The study compares time spent using a mouse vs using arrow keys on a (presumably) standard keyboard, and finds that using the mouse is faster for the assigned tasks. Then many people go on to conclude (or at least imply) that using the mouse is faster than using the keyboard generally. But note that this study is comparing the very least efficient way to use the keyboard! The arrow keys move one character at a time, and you have to move your hand out of typing position to use them! The study doesn’t even come up to the level of comparing the mouse to vim-style hjkl movements, much less movement by word, sentence, paragraph, or semantic code units, searching, or using high-level programmed commands. I’d like to see a comparison of the time it takes to use the mouse to highlight a balanced s-expression in the middle of code vs the time it takes me to press literally one key in Emacs. And how often is the mouse selection just slightly wrong, whereas my key command is right every time?

My comparison is a little unfair, and I’m not against mice and pointing devices generally. There are times I use my trackball instead of typing, and times I swap my trackball for a mouse. Different tools are better or worse for different tasks (or subtasks, or variations on tasks, ...), and different people have different levels of expertise and enjoyment using different tools.

And I guess I’m just saying, “Please don’t write software that requires a mouse-centric workflow.”

6  Pre-parting pot shots

I would love to build an Emacs-fs through FUSE that allows similar interaction by using Emacs’ client/server infrastructure providing the same API as ACME so I could use ACME editing scripts. Or even a different (possibly more powerful) file system API. I think you could pretty well copy the good ideas from ACME into Emacs, but not the other way around. Much like how the good ideas from Vim are a package in Emacs, while Vimscript is a weak, brittle, poorly designed afterthought that can’t begin to provide the extensibility that Emacs affords. ACME is cool, but the extension mechanisms it exposes are fewer and weaker than what Emacs provides. Fight me, <other text editor> fans!

All in good fun! Emacs is hardly the last word in text editing, even if it’s clearly the best choice today.

7  A conclusion

Plan 9 is often touted as an operating system that is “more Unix than Unix”. This is basically because it pushes harder on the idea that “everything is a file”, making the file system more flexible, more programmable, and more integrated into the way programs work. Other than these few details, Plan 9 basically embodies the same ideas (with their limitations and weaknesses) as Unix. It’s still ultimately a “worse is better” design, and is nowhere near the revolution you could imagine with a modern Lisp machine. But its three big technical ideas outlined here constitute a huge upgrade over traditional Unix, and I would love to see them embraced more by popular operating systems and software.

To some degree these ideas are already coming to Unix, and have been for some time. FUSE is (usually) available on systems I care about, some people are making interesting file systems with it, and where FUSE is available it could perhaps be relied on. Filesystem namespacing exists in the Linux kernel, though it’s not usually available for non-root users. But these features clearly don’t currently capture the uses cases and power provided by their equivalents in Plan 9. I hope some day it will actually be reasonable to use an operating system that includes full-featured versions of these 30-year old ideas.

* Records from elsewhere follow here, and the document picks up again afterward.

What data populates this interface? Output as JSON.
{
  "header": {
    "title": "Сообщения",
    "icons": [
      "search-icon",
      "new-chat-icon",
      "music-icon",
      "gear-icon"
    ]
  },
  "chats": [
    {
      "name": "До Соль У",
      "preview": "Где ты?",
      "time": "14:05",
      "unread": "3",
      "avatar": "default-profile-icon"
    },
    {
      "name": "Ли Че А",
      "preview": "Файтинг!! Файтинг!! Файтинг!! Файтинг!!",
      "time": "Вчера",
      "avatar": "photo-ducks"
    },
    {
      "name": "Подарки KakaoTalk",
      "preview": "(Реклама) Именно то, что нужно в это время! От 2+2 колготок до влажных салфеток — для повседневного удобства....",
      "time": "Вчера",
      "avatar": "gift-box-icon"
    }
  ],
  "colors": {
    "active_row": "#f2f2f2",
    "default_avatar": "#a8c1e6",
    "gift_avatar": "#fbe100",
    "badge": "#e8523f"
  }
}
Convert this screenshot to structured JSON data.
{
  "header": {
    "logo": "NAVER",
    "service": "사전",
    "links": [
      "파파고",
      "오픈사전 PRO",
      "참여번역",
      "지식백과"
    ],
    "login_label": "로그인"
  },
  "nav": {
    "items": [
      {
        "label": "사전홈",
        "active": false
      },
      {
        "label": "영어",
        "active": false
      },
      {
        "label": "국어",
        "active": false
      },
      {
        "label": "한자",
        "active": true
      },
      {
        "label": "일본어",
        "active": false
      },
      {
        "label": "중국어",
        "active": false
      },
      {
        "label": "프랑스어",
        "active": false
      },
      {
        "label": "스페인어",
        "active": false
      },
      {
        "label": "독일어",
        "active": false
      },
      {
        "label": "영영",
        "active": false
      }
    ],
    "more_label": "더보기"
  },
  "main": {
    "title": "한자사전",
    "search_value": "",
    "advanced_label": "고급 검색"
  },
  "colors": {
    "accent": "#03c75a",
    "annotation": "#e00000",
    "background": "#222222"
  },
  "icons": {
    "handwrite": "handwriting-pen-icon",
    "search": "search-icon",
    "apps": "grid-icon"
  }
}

Nevermind how much I would also like to see the more revolutionary ideas from even earlier systems like Lisp Machines and Smalltalk Machines.

8  P.S. Did I miss anything?

I’m always looking to understand interesting ideas in operating systems better. If I missed important ideas from Plan 9 or got things wrong, let me know. For example, I still haven’t gotten around to learning what SREs (structured regular expressions) from SAM and ACME are, but they sound like they might be a good idea I’ll want in Emacs some day. There are probably other things I didn’t notice or glossed over, as well.